Comme tous les vendredis à 16 heures, nous sommes attablées au Café rose. Le salon de thé donne sur le boulevard et nous partageons avec mes copines nos anecdotes amoureuses de la semaine. Marie est commerciale dans une agence de voyages, Elsa est conseillère financière dans une banque et Laura travaille comme costumière à La Mouche avec moi. Plus jeunes, nous avions partagé les mêmes études de stylisme et la même passion pour l'univers des grands cabarets. Comme je faisais de la danse au conservatoire depuis pas mal de temps, j'ai adopté la « discipline » et tenté les auditions du Crazy Horse. Je possédais la technique et les mensurations idéales, ce qui n'était pas rien, les conditions étant d'une précision absolue. J'avais quitté l'équipe du Crazy par choix personnel et par désir d'indépendance. Devant les standards et les obligations, mon corps était devenu peu à peu une prison. Après deux suspensions pour avoir pris plus de deux kilos sur deux semaines, j'ai décidé qu'il était temps de donner un peu de mou à la pratique de mon art et de me livrer à un autre de mes plaisirs, le tatouage. En deux ans, mes bras sont devenus un théâtre d'expression, reflétant mes pensées et mon humeur.

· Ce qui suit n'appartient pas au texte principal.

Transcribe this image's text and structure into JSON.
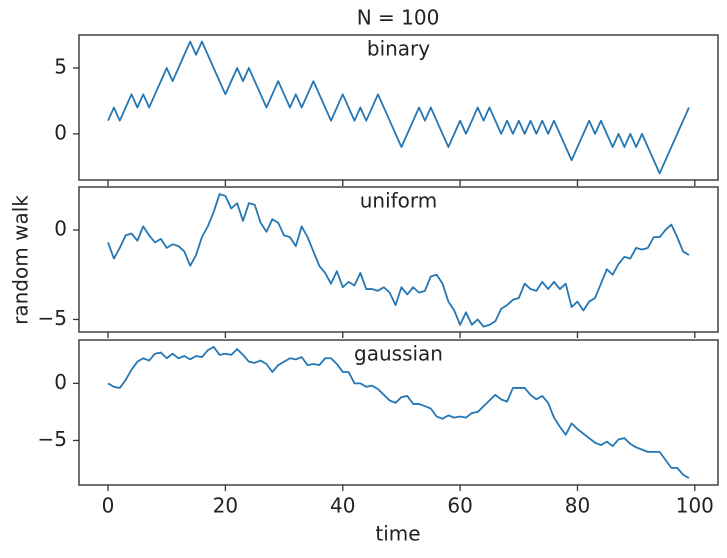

C'est Laura qui m'a mise au parfum pour la place de meneuse de revue au cabaret de La Mouche. N'étant pas danseuse, mais excellente couturière et styliste, elle en avait intégré l'équipe un an auparavant. Mon CV avait fait forte impression et j'avais été embauchée en toute confiance. Aujourd'hui encore, le patron me fait confiance, même si ma personnalité ainsi que mes tatouages font régulièrement débat entre nous.

Dehors, une averse s'est déclenchée et les gouttes s'écrasent contre la vitrine. Le mois de mai sera pluvieux ou ne sera pas : tant mieux ! Je hais la chaleur et le soleil qui nuit à la carnation laiteuse de ma peau.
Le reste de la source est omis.